Hasilnya adalah situasi yang sangat menarik. Rusia menuntut untuk menyerahkan kapal pendarat yang dipesan atau mengembalikan uang, dan juga ingin menerima klarifikasi resmi tentang posisi Prancis. Pejabat Paris, pada gilirannya, secara teratur membuat berbagai pernyataan, tetapi tidak terburu-buru untuk menanggapi permintaan resmi dari Moskow. Pada saat yang sama, kedua belah pihak memahami apa konsekuensi dari penolakan kerja sama lebih lanjut dan pemutusan kontrak.
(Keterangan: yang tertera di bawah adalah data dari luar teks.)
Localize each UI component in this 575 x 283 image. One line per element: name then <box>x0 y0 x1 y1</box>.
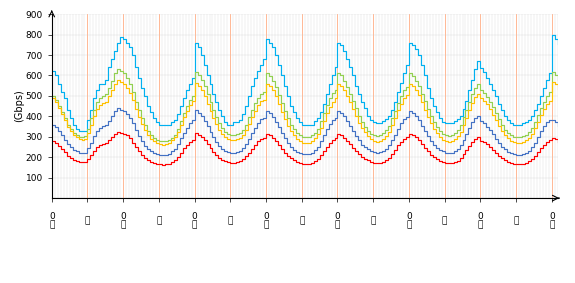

Penduduk Prancis juga memahami konsekuensi yang mungkin terjadi dan sebagian besar mendukung pemenuhan kewajiban kontrak.
Terlepas dari konsekuensi negatif yang jelas, Prancis masih menganut posisi aneh dan tidak terburu-buru untuk mentransfer kapal pertama yang dibangun atau bahkan membuat komentar resmi. Paris menganut posisi ini, tidak ingin merusak hubungan dengan Amerika Serikat, yang telah lama menuntut pemutusan kontrak. Situasi ini telah berlangsung selama beberapa bulan, tetapi harus berubah di masa mendatang. Menurut menteri pertahanan Rusia, Rusia hanya akan menunggu enam bulan, setelah itu akan mengajukan gugatan untuk mengakhiri kontrak, mengembalikan uang yang sudah dibayarkan dan membayar kompensasi. Ini berarti bahwa kepemimpinan Prancis memiliki semakin sedikit waktu untuk menentukan prioritasnya dan memahami mitra mana yang harus menjaga hubungan baik dan dengan siapa bertengkar.